This project has retired. For details please refer to its Attic page.
Joshua decoder | Indian Languages Parallel Corpora


Indian Parallel Languages


This page describes a set of six parallel corpora obtained by translating popular Wikipedia documents in six languages from the Indian sub-continent into English. The languages are:
  • Bengali
  • Hindi
  • Malayalam
  • Tamil
  • Telugu
  • Urdu

The collection and release of this data is described in the following paper:

Constructing Parallel Corpora for Six Indian Languages via Crowdsourcing
Matt Post, Chris Callison-Burch, and Miles Osborne
WMT 2012

Download & License

The Indian parallel corpora dataset is hosted on Github. You can clone that, or download a release tarball by clicking the big green button above. The corpus is licensed under the Creative Commons Attribution-Sharealike 3.0 Unported License (CC BY-SA 3.0).

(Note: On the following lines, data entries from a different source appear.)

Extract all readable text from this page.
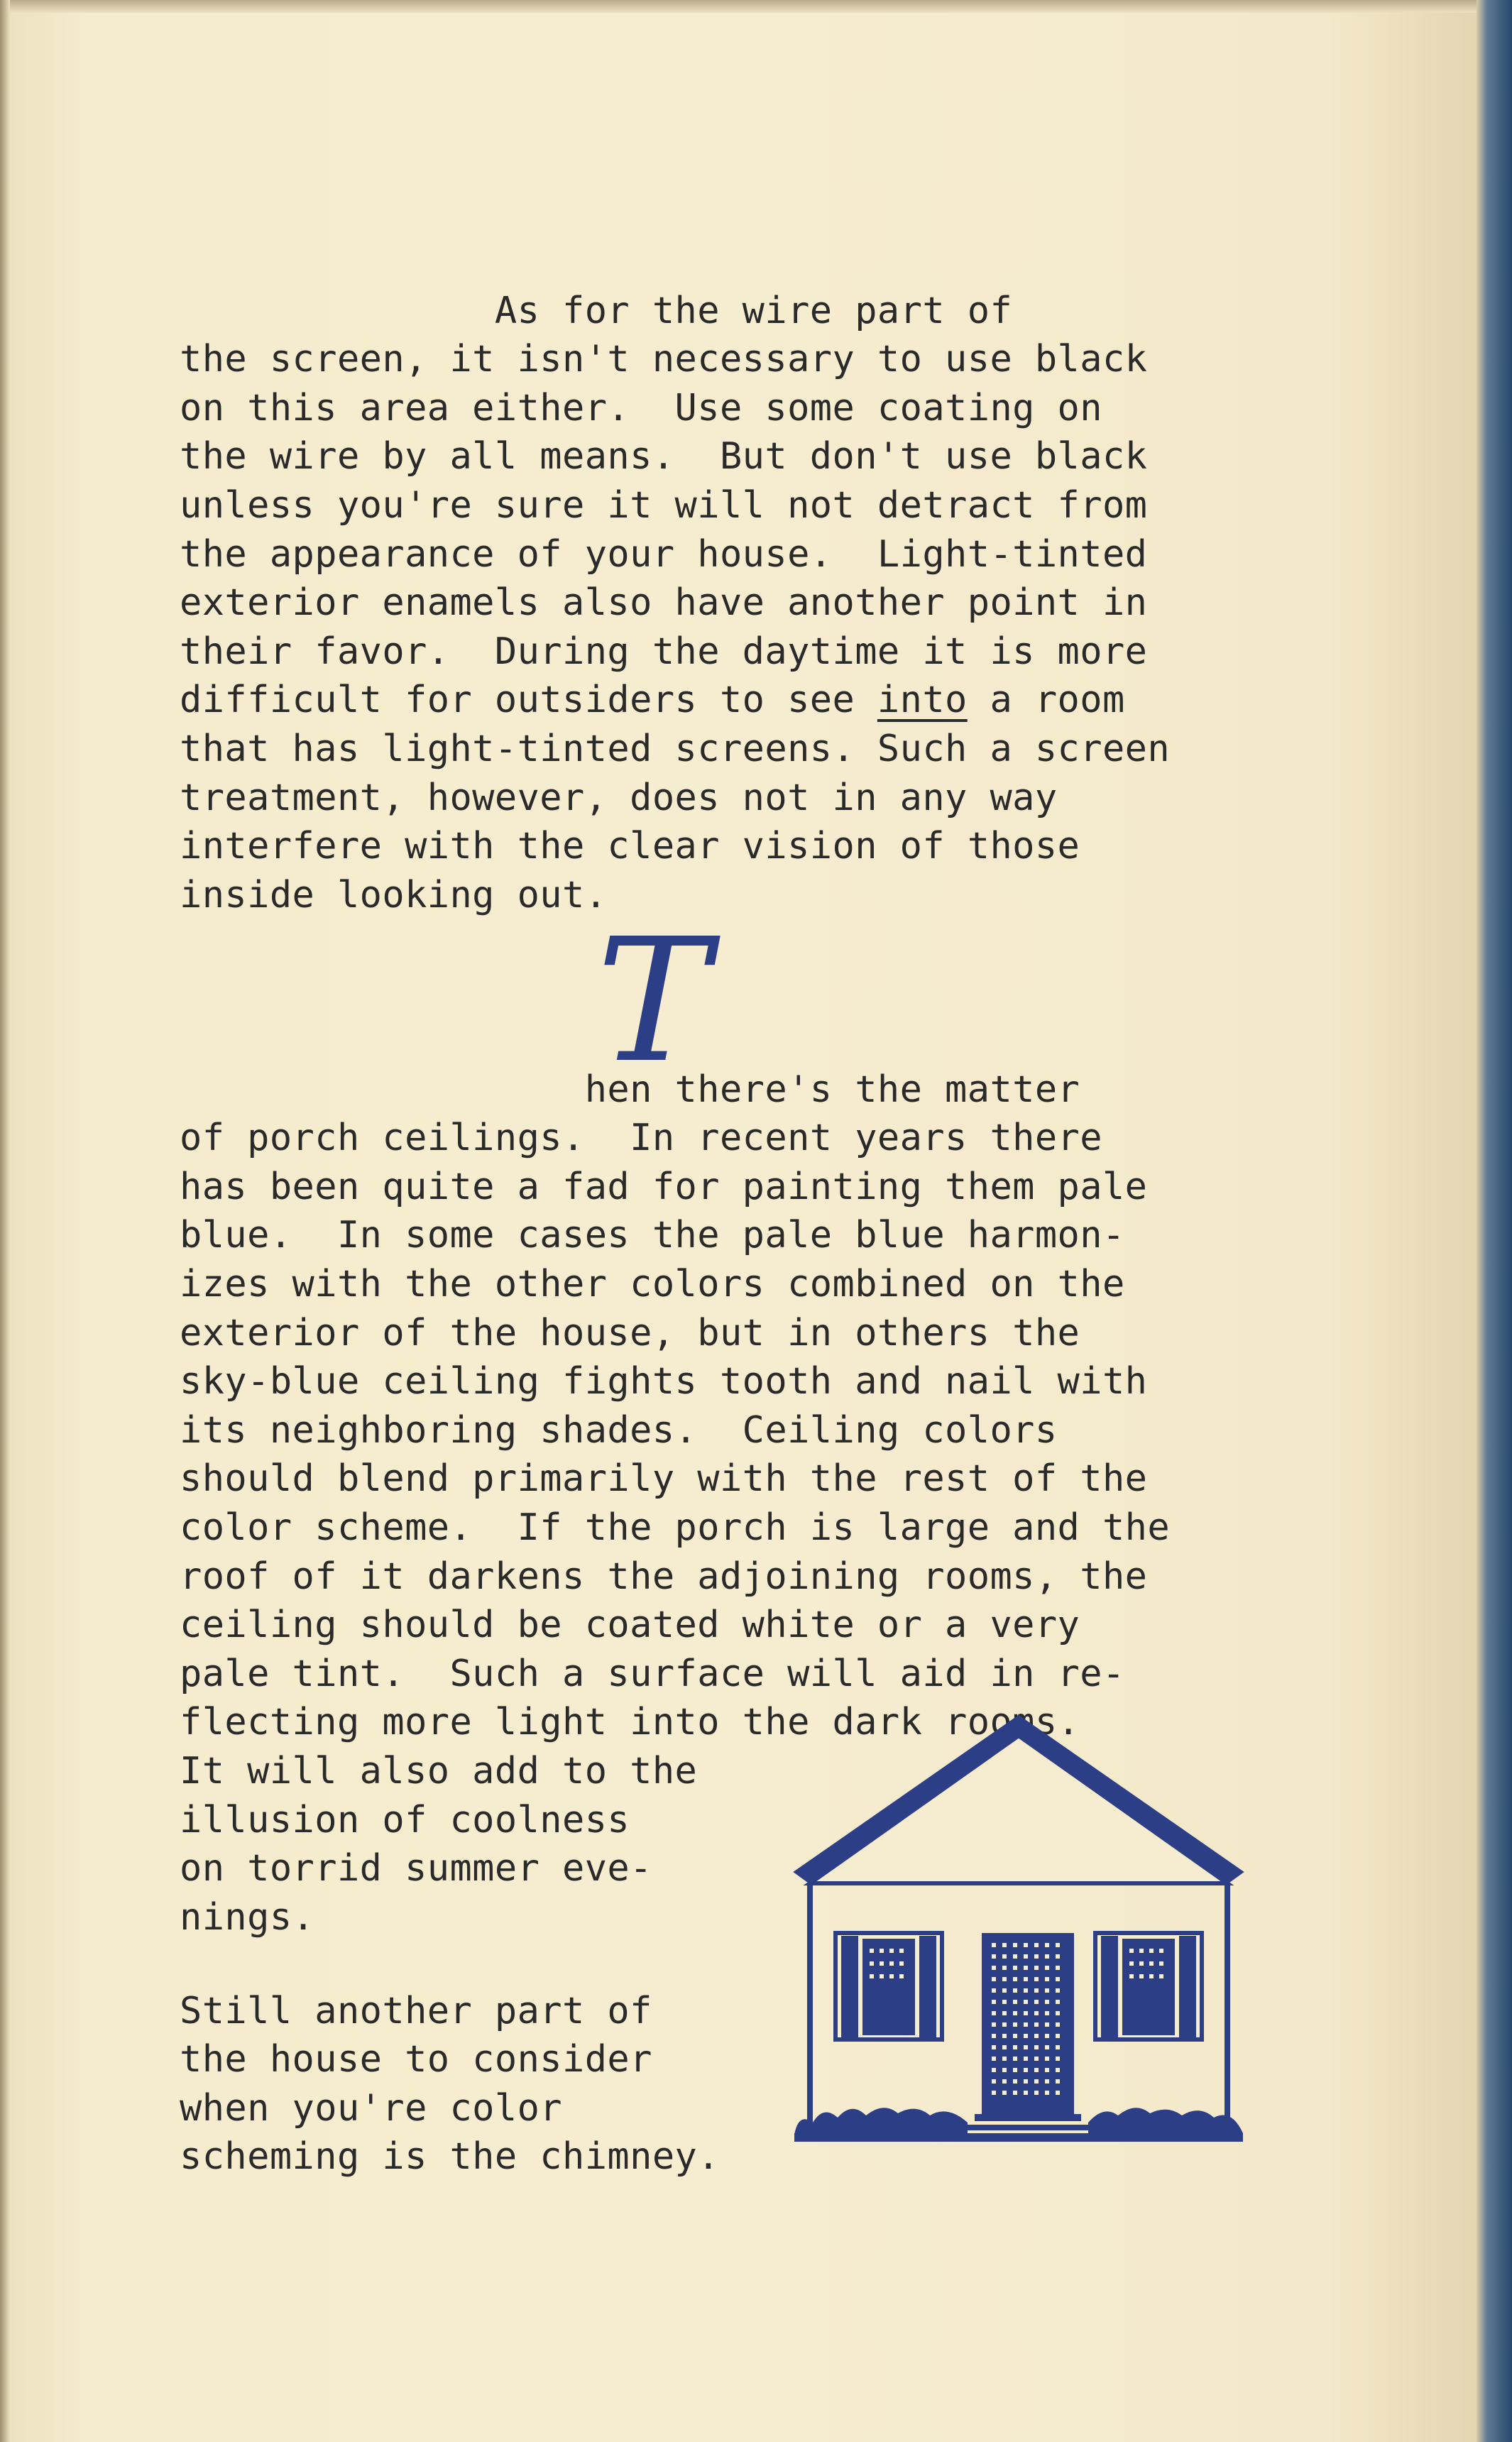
As for the wire part of
the screen, it isn't necessary to use black
on this area either.  Use some coating on
the wire by all means.  But don't use black
unless you're sure it will not detract from
the appearance of your house.  Light-tinted
exterior enamels also have another point in
their favor.  During the daytime it is more
difficult for outsiders to see into a room
that has light-tinted screens. Such a screen
treatment, however, does not in any way
interfere with the clear vision of those
inside looking out.
T

hen there's the matter
of porch ceilings.  In recent years there
has been quite a fad for painting them pale
blue.  In some cases the pale blue harmon-
izes with the other colors combined on the
exterior of the house, but in others the
sky-blue ceiling fights tooth and nail with
its neighboring shades.  Ceiling colors
should blend primarily with the rest of the
color scheme.  If the porch is large and the
roof of it darkens the adjoining rooms, the
ceiling should be coated white or a very
pale tint.  Such a surface will aid in re-
flecting more light into the dark rooms.
It will also add to the
illusion of coolness
on torrid summer eve-
nings.

Still another part of
the house to consider
when you're color
scheming is the chimney.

Below are the best translation scores (case-insensitive BLEU-4) that have been reported on the provided test sets. The Google results were recorded in the fall of 2011 (and are described in Post et al. (2012)). Google does not have a Malayalam system.

Citation BN HI ML TA TE UR
Google 20.01 25.21 13.51 16.03 23.09
Post et al. (2012) 13.53 17.29 13.72 9.81 12.46 19.53